Remove portables at Bella Vista,, Village Meadows, Support Ops (district wide) $90,000
Upgrade District Technology-Computers for all grades 3-2 district wide $7,400,000 1
Football Field-paving access to bleachers from walkway across grass- ADA issue -Buena $20,000
Football Field- track replace gravel with ADA compliant surface materials-Buena $80,000
New Kitchen/cafeteria/Multi-purpose room w/stage, 8 classroom additions,replace BB court-PDS $2,480,000 2
Renovate existing cafeteria into MPR room for Music Art-PDS $110,000 3
Transportation - New vehicles, equipment, fleet maintenance improvements (district wide) $5,100,000 4
High School Theater-Exterior work area and storage expansion for theater-Buena $340,000
Male, Female practice gym w/basketball, wrestling, weight room, Dance w/dressing room shower-Buena $2,750,000 5
Library Reno/re-model-computer lab/multimedia area/new carpet,furniture-Joyce Clark MS $190,000 6
Construction of new multi-purpose room - 5,100 sq ft -Village Meadows $720,000
Buena Theater - new carpet in seating area and new Main curtain $70,000
Capital furniture, fixtures, equipment - district wide $400,000 7
Flooring/carpet replacement program for halls/classrooms - district wide $220,000 8
Service chillers as necessary- replace pumps, clean/polish tubes to extend life- Buena $180,000
1. Children are already over stimulated with technology averaging about 3 hours a day. Is adding additional 6 hours a day before a computer screen really beneficial? All textbooks will be added to the computers which will make parental oversight difficult. Computers will need to be replaced every 3 years, if not more often, but will be paid for over 22 years.
2. With declining enrollment in the elementary schools it is a wise investment to build additional buildings and make alterations to existing buildings as opposed to consolidating schools??
3. This is an unnecessary expense if the new cafeteria is not built. Perhaps it would be less expensive to renovate the current cafeteria rather than building a total new building.

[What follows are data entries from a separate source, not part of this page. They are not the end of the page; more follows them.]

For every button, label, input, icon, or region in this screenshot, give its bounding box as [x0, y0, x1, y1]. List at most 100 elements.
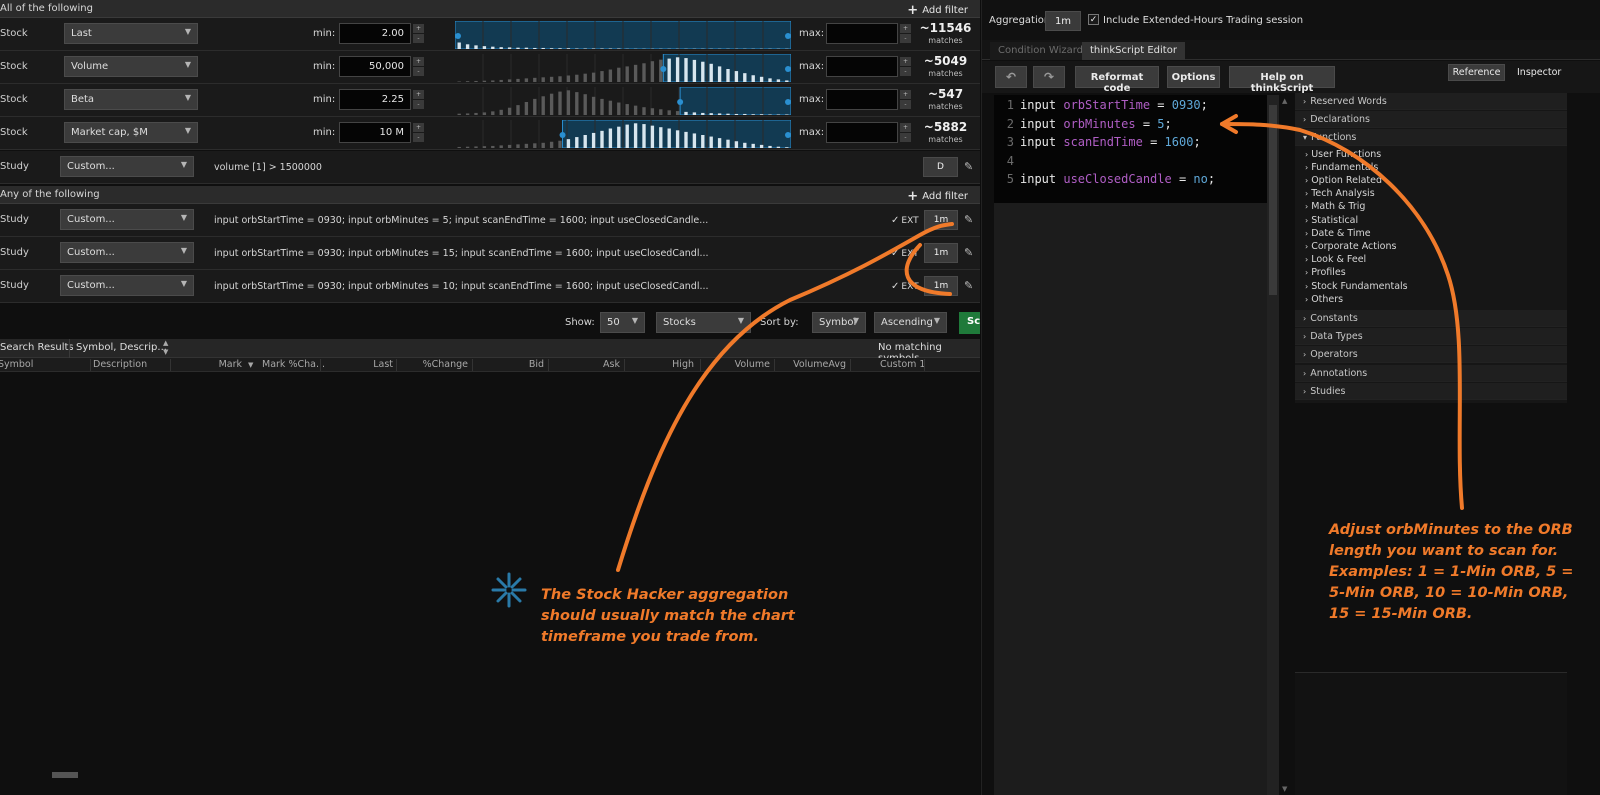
inspector-section[interactable]: ▾ Functions — [1295, 129, 1567, 147]
step-down-icon[interactable]: - — [900, 100, 911, 109]
step-up-icon[interactable]: + — [900, 90, 911, 99]
sort-order-dropdown[interactable]: Ascending ▼ — [874, 312, 947, 333]
tab-thinkscript-editor[interactable]: thinkScript Editor — [1082, 42, 1185, 60]
undo-button[interactable]: ↶ — [995, 66, 1027, 88]
filter-field-dropdown[interactable]: Volume ▼ — [64, 56, 198, 77]
code-editor[interactable]: 1 input orbStartTime = 0930; 2 input orbMin… — [994, 95, 1279, 795]
column-divider[interactable] — [396, 359, 397, 371]
edit-pencil-icon[interactable]: ✎ — [964, 160, 973, 173]
min-stepper[interactable]: + - — [413, 57, 424, 76]
step-down-icon[interactable]: - — [413, 133, 424, 142]
inspector-function-item[interactable]: › Option Related — [1305, 175, 1382, 186]
code-line[interactable]: input orbStartTime = 0930; — [1020, 98, 1208, 112]
range-min-handle[interactable] — [559, 132, 566, 138]
max-input[interactable] — [826, 89, 898, 110]
column-header[interactable]: Description — [93, 359, 147, 370]
range-max-handle[interactable] — [785, 132, 791, 138]
column-header[interactable]: Volume — [735, 359, 770, 370]
column-header[interactable]: High — [672, 359, 694, 370]
distribution-histogram[interactable] — [455, 21, 791, 49]
step-up-icon[interactable]: + — [900, 24, 911, 33]
ext-toggle[interactable]: ✓ EXT — [891, 281, 919, 292]
scrollbar-thumb[interactable] — [1269, 105, 1277, 295]
filter-field-dropdown[interactable]: Market cap, $M ▼ — [64, 122, 198, 143]
inspector-function-item[interactable]: › Stock Fundamentals — [1305, 281, 1408, 292]
reference-tab[interactable]: Reference — [1448, 64, 1505, 81]
aggregation-button[interactable]: 1m — [924, 243, 958, 263]
inspector-function-item[interactable]: › Statistical — [1305, 215, 1358, 226]
study-dropdown[interactable]: Custom... ▼ — [60, 156, 194, 177]
ext-hours-checkbox[interactable]: ✓ — [1088, 14, 1099, 25]
distribution-histogram[interactable] — [455, 54, 791, 82]
scroll-down-icon[interactable]: ▼ — [1282, 785, 1287, 793]
inspector-function-item[interactable]: › Math & Trig — [1305, 201, 1365, 212]
step-up-icon[interactable]: + — [413, 123, 424, 132]
inspector-section[interactable]: › Reserved Words — [1295, 93, 1567, 110]
inspector-section[interactable]: › Operators — [1295, 346, 1567, 364]
min-input[interactable]: 10 M — [339, 122, 411, 143]
max-input[interactable] — [826, 56, 898, 77]
spinner-arrows-icon[interactable]: ▲ ▼ — [163, 339, 168, 357]
column-divider[interactable] — [924, 359, 925, 371]
filter-field-dropdown[interactable]: Last ▼ — [64, 23, 198, 44]
column-header[interactable]: %Change — [423, 359, 468, 370]
column-divider[interactable] — [700, 359, 701, 371]
max-input[interactable] — [826, 122, 898, 143]
tab-condition-wizard[interactable]: Condition Wizard — [990, 42, 1092, 60]
max-stepper[interactable]: + - — [900, 90, 911, 109]
reformat-code-button[interactable]: Reformat code — [1075, 66, 1159, 94]
symbol-description-selector[interactable]: Symbol, Descrip... — [76, 342, 167, 353]
column-divider[interactable] — [624, 359, 625, 371]
step-down-icon[interactable]: - — [413, 34, 424, 43]
min-stepper[interactable]: + - — [413, 90, 424, 109]
step-down-icon[interactable]: - — [413, 67, 424, 76]
aggregation-button[interactable]: 1m — [924, 210, 958, 230]
step-up-icon[interactable]: + — [413, 57, 424, 66]
column-divider[interactable] — [90, 359, 91, 371]
min-stepper[interactable]: + - — [413, 123, 424, 142]
max-stepper[interactable]: + - — [900, 57, 911, 76]
ext-toggle[interactable]: ✓ EXT — [891, 215, 919, 226]
inspector-section[interactable]: › Data Types — [1295, 328, 1567, 346]
range-min-handle[interactable] — [677, 99, 684, 105]
column-header[interactable]: Mark %Cha... — [262, 359, 325, 370]
show-count-dropdown[interactable]: 50 ▼ — [600, 312, 645, 333]
column-divider[interactable] — [548, 359, 549, 371]
edit-pencil-icon[interactable]: ✎ — [964, 246, 973, 259]
min-input[interactable]: 2.00 — [339, 23, 411, 44]
max-stepper[interactable]: + - — [900, 123, 911, 142]
search-results-tab[interactable]: Search Results — [0, 342, 74, 353]
inspector-function-item[interactable]: › Date & Time — [1305, 228, 1371, 239]
inspector-function-item[interactable]: › Corporate Actions — [1305, 241, 1396, 252]
distribution-histogram[interactable] — [455, 120, 791, 148]
step-down-icon[interactable]: - — [900, 133, 911, 142]
column-divider[interactable] — [774, 359, 775, 371]
column-header[interactable]: Symbol — [0, 359, 33, 370]
editor-scrollbar[interactable] — [1267, 95, 1279, 795]
redo-button[interactable]: ↷ — [1033, 66, 1065, 88]
step-down-icon[interactable]: - — [413, 100, 424, 109]
filter-field-dropdown[interactable]: Beta ▼ — [64, 89, 198, 110]
step-up-icon[interactable]: + — [413, 24, 424, 33]
inspector-function-item[interactable]: › Fundamentals — [1305, 162, 1378, 173]
selected-range[interactable] — [679, 87, 791, 115]
code-line[interactable]: input orbMinutes = 5; — [1020, 117, 1172, 131]
aggregation-button[interactable]: 1m — [924, 276, 958, 296]
code-area[interactable]: 1 input orbStartTime = 0930; 2 input orbMin… — [994, 95, 1279, 203]
inspector-section[interactable]: › Annotations — [1295, 364, 1567, 382]
range-max-handle[interactable] — [785, 66, 791, 72]
code-line[interactable] — [1020, 154, 1027, 168]
study-dropdown[interactable]: Custom... ▼ — [60, 209, 194, 230]
range-max-handle[interactable] — [785, 33, 791, 39]
edit-pencil-icon[interactable]: ✎ — [964, 213, 973, 226]
sort-by-dropdown[interactable]: Symbol ▼ — [812, 312, 866, 333]
column-header[interactable]: Last — [373, 359, 393, 370]
range-max-handle[interactable] — [785, 99, 791, 105]
study-dropdown[interactable]: Custom... ▼ — [60, 275, 194, 296]
min-input[interactable]: 50,000 — [339, 56, 411, 77]
aggregation-button[interactable]: D — [923, 157, 958, 177]
column-header[interactable]: Ask — [603, 359, 620, 370]
min-stepper[interactable]: + - — [413, 24, 424, 43]
add-filter-button[interactable]: + Add filter — [907, 2, 968, 18]
add-filter-button-any[interactable]: + Add filter — [907, 188, 968, 204]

4. $5 million investment in new buses and maintenance to be financed for 22 years does not make fiscal sense.
5. New gym for the high school. With declining enrollment and resulting decline in State revenue support this is just part a "spaghetti plan" to throw in all the wish list items because this is an all or nothing bond issue. If the health, safety and fire safety items are truly important to the District these "spaghetti" items would not be included. This is called "bait and switch."
6. If all the students are getting computers then what is the purpose of a computer lab in the middle school????
7. Another expenditure for items that have a useful life of only a few years but will be financed over 22 years
8. Flooring for all the schools is more of the "spaghetti plan" Why not include this.... it is only money..YOUR money.
The bottom line of many of these expenses is the useful life is no more than 10 years for items that will be out of service in 10 years, but will still be a debt to the taxpayers for an additional 12 years. Our population in Sierra Vista and Cochise County has been declining for the last 5 years. We have the dubious distinction of being the ONLY county in the United States that has declined for that long. That means that fewer people are paying property taxes and also means property taxes will necessarily increase if this trend continues.
These bonds are required to be paid at a specific amount annually. There is nothing in the foreseeable future that should give anyone the idea that the proposed $7 per month/ per $100 of assessed value increase in property taxes will not also necessarily increase as well.
The life of the bond is 22 years. When you go to the polls, or complete your early ballot, remember that over half of this bond ($12,900,000) is for items that will need to be replaced in 3 to 10 years but you will be paying for those items for 12 to 19 years AFTER they no longer exist because this is a "spaghetti plan" to spend your tax dollars.